The handling of micro components continues to pose a challenge in handling technology. Spherical geometries in particular make gripping more difficult, as if the sphere is imperfectly adapted to its size, it only comes into contact with the gripper at a point. This results in high surface pressures, which further increase the risk of damage. In addition, micro-components have a large surface area compared to their volume. As a result, their weight may not be sufficient to overcome the adhesive forces and they may not detach from the gripper. Research is therefore being carried out in the field of microhandling to find suitable alternatives to conventional grippers. One way of overcoming these obstacles is to use adhesive grippers. Since the turn of the millennium, great progress has been made in this area in bionics, which attempts to imitate the adhesive microstructures of living organisms. A subgroup of these structures are the mushroom-head-shaped adhesive microstructures, which are inspired by the adhesive organs of beetles. In contrast to conventional adhesive products, these are not adhesives in the original sense, as they do not require any physical setting or chemical curing. Commercial products based on this technology exist, which are often simply referred to as gecko film.

The use of gecko film for gripping microspheres reduces the risk of damage, but at the same time poses new challenges. Due to the spherical shape, the number of adhering microstructures cannot be determined from the contact surface between the gecko film and the component as is the case with a flat component. However, the force at which the microsphere detaches from the gecko film is essential for the design of a handling system. On the one hand, the ball should be held and transported securely, but on the other hand, it must also be possible to release it again. In order to gain insights into the suitability of a gripper with regard to these criteria before it is developed, a model of the microsphere and microstructure system is required that can be used to predict the contact behavior between microstructures and microspheres.

Simulation determines the required force

A simulation model developed at the bime makes it possible to calculate the force required to detach microspheres of different sizes from a gecko film. It is also possible to determine the required indentation force at which the maximum adhesive force is reached. The simulation is based on modeling the mushroom-head-shaped adhesive elements as independent springs.

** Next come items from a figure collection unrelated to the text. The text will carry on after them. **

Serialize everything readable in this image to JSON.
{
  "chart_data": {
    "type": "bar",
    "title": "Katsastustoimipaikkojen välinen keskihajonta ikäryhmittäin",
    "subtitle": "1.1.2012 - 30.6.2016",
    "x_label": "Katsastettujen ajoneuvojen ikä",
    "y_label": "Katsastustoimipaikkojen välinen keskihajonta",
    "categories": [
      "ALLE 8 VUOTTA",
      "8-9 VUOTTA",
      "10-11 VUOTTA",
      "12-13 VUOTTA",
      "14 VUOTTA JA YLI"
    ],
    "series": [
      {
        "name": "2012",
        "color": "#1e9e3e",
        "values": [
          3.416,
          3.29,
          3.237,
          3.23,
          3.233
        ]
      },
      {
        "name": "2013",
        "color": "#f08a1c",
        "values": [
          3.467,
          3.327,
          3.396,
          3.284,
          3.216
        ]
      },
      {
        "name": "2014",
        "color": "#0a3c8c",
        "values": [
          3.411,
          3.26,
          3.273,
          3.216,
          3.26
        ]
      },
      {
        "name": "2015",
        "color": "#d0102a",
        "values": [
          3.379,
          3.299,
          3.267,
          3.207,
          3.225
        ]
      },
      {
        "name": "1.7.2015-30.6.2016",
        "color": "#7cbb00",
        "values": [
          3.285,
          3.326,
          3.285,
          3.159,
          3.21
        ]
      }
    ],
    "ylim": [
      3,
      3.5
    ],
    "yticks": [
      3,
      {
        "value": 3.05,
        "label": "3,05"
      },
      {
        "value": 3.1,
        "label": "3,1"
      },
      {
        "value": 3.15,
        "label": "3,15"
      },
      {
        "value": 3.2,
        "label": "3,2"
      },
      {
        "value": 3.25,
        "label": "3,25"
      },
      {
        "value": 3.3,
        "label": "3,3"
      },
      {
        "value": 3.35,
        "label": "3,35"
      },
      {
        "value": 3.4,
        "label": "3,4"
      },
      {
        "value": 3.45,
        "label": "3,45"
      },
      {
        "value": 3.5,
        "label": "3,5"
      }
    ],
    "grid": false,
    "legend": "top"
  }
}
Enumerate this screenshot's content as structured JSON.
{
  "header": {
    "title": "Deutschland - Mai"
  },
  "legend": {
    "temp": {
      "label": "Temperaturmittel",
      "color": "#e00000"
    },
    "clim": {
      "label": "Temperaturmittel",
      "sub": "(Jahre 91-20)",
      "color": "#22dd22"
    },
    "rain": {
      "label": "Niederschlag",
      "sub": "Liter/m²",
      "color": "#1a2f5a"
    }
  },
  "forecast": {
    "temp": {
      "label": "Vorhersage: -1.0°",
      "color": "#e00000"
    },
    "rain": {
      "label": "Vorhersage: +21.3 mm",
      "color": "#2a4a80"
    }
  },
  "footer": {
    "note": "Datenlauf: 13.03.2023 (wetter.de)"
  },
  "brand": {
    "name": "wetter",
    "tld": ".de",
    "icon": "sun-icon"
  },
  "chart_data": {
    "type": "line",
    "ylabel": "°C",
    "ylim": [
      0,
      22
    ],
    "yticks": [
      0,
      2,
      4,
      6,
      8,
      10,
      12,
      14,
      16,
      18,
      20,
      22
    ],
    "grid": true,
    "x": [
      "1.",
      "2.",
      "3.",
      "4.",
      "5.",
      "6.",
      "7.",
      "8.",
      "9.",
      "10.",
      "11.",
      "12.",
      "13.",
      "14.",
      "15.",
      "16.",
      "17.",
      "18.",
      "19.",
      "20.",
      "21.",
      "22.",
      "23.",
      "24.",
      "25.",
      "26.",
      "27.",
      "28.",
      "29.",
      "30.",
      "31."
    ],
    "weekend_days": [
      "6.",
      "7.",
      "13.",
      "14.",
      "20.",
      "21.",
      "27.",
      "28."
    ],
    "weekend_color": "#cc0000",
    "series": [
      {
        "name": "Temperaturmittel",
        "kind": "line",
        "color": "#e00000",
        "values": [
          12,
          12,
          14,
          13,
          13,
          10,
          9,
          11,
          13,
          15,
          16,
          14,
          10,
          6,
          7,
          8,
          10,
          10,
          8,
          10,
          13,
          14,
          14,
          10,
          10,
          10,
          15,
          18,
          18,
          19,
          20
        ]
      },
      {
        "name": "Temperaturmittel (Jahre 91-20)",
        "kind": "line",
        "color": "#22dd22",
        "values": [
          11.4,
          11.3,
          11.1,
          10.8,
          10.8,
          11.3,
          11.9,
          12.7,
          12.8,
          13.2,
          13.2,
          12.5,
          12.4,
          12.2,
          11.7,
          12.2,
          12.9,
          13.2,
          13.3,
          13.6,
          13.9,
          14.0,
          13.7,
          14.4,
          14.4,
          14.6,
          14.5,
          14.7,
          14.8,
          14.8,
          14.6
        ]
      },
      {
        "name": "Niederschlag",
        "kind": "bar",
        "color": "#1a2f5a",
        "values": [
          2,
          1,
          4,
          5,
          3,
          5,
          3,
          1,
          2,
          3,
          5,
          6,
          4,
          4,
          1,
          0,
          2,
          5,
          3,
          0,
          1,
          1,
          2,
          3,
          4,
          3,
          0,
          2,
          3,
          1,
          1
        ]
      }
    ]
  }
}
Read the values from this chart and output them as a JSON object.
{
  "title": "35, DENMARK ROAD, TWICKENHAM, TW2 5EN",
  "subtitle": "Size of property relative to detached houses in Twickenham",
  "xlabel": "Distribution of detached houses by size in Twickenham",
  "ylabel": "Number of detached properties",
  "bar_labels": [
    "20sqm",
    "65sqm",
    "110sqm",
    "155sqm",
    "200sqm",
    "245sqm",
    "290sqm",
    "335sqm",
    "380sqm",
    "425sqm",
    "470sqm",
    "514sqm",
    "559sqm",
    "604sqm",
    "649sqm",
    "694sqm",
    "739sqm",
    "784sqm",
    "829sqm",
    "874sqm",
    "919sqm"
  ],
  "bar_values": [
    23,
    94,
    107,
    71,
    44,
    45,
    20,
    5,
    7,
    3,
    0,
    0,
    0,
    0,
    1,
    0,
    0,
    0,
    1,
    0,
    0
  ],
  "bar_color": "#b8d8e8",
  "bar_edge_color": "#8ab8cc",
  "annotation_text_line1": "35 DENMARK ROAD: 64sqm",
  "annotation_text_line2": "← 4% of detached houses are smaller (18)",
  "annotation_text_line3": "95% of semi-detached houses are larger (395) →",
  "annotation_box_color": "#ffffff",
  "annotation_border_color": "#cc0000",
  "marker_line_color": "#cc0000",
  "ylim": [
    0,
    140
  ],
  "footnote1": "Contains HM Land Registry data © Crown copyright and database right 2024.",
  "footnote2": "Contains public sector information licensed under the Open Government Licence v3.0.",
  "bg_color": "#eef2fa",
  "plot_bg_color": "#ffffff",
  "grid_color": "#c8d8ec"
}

Validation can be carried out by comparing the simulation results with experimental observations. For this purpose, an experimental setup is constructed with which the number of adhering elements can be determined at a defined penetration depth. The functional principle of the setup is the observation of the mushroom-head-shaped microstructure while it is in contact with a microsphere. Adherent and non-adherent mushroom heads can be distinguished by their shape and brightness. These are caused on the one hand by the change in the refractive index at the interface between the sphere and the mushroom head and on the other hand by the stretching, compression and bending of the adhesive elements. The comparison of the simulation results with the measurements carried out on the experimental setup shows good agreement with regard to the number of microstructure elements adhering in the equilibrium state. It also shows that increasing the indentation force from a limit value that varies depending on the ball size does not lead to any further increase in the required release force.